Sebagai bangsa yang bertuhan, meyakini kebenaran Tuhan tidak boleh dilakukan dengan cara
menegasikan kemanusiaan. Kemanusiaan harus tetap dijunjung sehingga tercipta suasana adil
dan beradab. Untuk bisa menciptakan kemanusiaan yang adil dan beradab, kebijakan sosial-
politik-ekonomi harus berlandaskan keadilan sosial bagi seluruh rakyat Indonesia. Jika kita gagal
menerapkan Pancasila dalam makna sesungguhnya, sebenarnya Pancasila tak sakti lagi.

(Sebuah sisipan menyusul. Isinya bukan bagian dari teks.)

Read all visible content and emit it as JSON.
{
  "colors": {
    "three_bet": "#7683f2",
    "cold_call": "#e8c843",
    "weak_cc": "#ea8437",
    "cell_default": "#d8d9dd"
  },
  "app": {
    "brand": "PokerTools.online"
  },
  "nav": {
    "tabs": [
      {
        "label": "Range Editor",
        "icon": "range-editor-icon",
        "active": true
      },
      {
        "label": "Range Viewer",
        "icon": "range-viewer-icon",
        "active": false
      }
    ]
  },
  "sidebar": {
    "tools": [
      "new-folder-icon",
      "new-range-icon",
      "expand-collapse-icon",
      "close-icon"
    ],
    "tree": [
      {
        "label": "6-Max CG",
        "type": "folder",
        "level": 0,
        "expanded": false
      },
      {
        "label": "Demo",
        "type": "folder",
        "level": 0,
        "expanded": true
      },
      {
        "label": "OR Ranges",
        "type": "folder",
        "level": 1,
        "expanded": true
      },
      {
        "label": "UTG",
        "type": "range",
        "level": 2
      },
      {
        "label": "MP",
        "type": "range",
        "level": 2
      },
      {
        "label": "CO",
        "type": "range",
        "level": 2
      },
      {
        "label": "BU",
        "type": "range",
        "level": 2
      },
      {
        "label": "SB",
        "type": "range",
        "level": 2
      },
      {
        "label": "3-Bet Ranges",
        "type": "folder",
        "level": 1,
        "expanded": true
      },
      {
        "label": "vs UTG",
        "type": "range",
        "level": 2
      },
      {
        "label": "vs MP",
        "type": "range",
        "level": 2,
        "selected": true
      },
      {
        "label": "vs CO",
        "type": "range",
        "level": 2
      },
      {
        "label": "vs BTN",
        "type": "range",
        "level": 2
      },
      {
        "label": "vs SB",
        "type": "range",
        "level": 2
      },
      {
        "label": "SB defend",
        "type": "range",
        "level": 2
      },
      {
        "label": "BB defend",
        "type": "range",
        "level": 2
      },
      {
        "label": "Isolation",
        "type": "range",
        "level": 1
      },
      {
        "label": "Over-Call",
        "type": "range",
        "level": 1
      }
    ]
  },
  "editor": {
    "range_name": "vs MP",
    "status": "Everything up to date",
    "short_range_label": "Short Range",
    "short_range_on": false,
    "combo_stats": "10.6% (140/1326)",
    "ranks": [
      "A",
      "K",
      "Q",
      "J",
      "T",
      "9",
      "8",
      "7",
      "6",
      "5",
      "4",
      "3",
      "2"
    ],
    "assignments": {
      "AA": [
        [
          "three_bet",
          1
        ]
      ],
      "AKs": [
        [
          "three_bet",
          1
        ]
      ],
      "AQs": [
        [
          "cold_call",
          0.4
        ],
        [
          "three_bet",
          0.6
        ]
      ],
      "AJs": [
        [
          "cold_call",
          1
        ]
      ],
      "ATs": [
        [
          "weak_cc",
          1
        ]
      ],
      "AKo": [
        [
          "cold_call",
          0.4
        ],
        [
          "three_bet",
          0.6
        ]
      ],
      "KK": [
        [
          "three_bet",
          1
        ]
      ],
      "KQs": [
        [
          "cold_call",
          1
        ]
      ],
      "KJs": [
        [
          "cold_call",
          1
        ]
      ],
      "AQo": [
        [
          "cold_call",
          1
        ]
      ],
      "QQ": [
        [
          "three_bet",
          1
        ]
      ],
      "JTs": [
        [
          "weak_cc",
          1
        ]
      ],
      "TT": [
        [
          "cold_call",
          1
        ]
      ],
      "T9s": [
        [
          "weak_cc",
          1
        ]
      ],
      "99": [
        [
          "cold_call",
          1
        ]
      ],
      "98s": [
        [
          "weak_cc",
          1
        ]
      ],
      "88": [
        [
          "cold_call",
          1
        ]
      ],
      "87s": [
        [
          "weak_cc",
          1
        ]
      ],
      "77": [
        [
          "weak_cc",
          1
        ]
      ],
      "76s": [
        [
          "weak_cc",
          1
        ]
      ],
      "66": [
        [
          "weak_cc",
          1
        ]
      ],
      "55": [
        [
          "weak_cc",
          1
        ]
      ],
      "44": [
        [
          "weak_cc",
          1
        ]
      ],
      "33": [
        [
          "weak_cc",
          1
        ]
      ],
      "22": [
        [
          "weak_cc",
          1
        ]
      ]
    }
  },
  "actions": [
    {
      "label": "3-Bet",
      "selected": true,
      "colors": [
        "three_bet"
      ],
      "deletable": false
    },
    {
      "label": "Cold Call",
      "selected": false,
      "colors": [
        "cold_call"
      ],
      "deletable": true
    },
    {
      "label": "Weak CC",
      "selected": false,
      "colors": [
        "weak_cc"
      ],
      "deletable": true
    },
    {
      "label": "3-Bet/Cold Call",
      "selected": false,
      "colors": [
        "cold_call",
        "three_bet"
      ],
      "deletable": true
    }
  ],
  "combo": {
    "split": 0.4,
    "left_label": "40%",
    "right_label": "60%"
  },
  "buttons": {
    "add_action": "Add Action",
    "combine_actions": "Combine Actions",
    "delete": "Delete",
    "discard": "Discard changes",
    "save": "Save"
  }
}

Tantangan dari dalam di antaranya berupa berbagai gerakan separatis yang hendak memisahkan
diri dari Negara Kesatuan Republik Indonesia (NKRI). Apa yang terjadi di Aceh, Maluku, dan
Papua merupakan sebagian contoh di dalamnya. Penanganan yang tidak tepat dan tegas dalam
menghadapi gerakan-gerakan tersebut akan menjadi ancaman serius bagi tetap eksisnya keutuhan
Bangsa Indonesia dan pancasila.. satu tantangan terbesar yang perlu segera dijawab bangsa yang
besar ini, khususnya oleh para pemegang kekuasaan, adalah menjawab tantangan atas lemahnya
kesejahteraan rakyat dan penegakkan keadilan. Ketimpangan kesejahteraan antara kota dan desa,
terlebih Jawa dan luar Jawa merupakan salah satu permasalahan besar yang harus segera dijawab
oleh bangsa ini. Terasa sesak bagi kita semua bila mengingat bahwa dialam sejarah dewasa ini
masih ada bagian dari bangsa ini yang secara mengenaskan masih hidup di alam prasejarah!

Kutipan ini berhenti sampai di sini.